Briefer
All posts

Making notebooks better

6 minsJul 10, 2024authorLucas da Costa

People usually ask me what's wrong with Jupyter Notebooks and why we're building a tool to replace them. They also ask us how we're making notebooks better.

I usually repeat the same things over and over, so I thought I'd write them down here so I can link to it.


1. Too messy too quickly

The first thing I don't like about notebooks is that they get too messy too quickly. One morning you have 10 blocks, and by the end of the day you have 192, but only six of them are meant to be seen by other people and the rest is just you jiu-jitsuing with the data.

We solved that problem by doing three things.

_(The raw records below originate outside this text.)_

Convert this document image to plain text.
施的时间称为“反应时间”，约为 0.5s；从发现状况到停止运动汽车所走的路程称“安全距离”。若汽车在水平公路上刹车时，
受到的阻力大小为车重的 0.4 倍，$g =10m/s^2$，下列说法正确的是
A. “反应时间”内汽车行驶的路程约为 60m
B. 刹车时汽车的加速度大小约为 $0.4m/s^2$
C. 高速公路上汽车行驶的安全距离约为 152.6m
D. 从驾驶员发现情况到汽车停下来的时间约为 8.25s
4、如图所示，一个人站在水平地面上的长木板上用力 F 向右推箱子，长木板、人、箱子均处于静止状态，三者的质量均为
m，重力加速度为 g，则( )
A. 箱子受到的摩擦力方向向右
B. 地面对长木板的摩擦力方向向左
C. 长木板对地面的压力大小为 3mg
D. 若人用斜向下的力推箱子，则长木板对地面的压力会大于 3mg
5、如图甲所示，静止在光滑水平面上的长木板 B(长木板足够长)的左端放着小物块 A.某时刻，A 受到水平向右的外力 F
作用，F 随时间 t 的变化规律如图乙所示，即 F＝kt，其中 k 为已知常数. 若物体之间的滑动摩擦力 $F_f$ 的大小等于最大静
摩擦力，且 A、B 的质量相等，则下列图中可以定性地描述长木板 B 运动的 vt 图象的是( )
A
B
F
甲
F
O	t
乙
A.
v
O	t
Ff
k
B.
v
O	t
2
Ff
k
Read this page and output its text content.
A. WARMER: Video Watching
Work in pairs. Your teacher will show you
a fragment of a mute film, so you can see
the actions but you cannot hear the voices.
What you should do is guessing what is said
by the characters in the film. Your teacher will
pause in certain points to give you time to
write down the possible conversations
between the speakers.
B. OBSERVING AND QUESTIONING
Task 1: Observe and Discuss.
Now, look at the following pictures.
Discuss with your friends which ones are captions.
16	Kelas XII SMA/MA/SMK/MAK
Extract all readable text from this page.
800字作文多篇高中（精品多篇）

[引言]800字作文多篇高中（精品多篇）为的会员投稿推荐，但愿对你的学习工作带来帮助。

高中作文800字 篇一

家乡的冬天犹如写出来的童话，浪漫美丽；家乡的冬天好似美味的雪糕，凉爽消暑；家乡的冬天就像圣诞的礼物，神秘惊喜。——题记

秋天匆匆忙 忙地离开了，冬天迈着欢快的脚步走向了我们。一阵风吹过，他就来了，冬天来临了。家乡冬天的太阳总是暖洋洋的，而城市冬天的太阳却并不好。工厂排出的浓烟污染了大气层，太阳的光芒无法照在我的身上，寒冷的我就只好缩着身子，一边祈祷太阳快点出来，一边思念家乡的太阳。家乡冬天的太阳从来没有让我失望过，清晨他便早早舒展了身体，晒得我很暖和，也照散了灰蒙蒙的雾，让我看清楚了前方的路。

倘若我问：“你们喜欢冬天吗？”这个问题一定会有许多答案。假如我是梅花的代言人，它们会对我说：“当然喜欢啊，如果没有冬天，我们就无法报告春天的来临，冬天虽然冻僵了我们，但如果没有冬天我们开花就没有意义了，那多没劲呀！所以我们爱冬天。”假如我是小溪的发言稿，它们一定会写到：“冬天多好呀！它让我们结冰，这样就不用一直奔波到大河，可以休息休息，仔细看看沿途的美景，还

First, we allowed people to group their blocks into tabs. This way, you can have an "API Call" tab to fetch data, a "Data Cleaning" tab to clean it, and a "Visualization" tab to plot it.

Then, we created the concept of "publishing" a notebook and added buttons for people to hide certain blocks from the published version.

Finally, we realized that vertical scrolling is not always the best way to navigate a notebook. It wastes a lot of screen real estate and makes it hard to see the "big picture" of what's going on.

We fixed that by adding a "dashboard" view with a grid in which you can drag and drop blocks.

Today, most published notebooks use the dashboard view instead of the traditional vertical scrolling.


2. Difficult to find and explore

The second thing I don't like about notebooks is that they go to GitHub and then die because no one ever opens them again.

I wanted notebooks to be "live" artifacts that everyone can find, open, and explore, including non-technical people.

To solve that problem we created a Notion-like file tree.

The file tree makes notebooks more approachable because it allows you to create top-level notebooks like "Sales Team" and put all your sales-related notebooks inside it, like sales forecasts and customer segmentation.

I know the icon selection is a bit cheesy, but it makes things more approachable for non-technical people. Once we launched this feature, people complained that it included 288 icons "only" and that they wanted more, so we added an extra 1487. Today, most notebooks have a custom icon.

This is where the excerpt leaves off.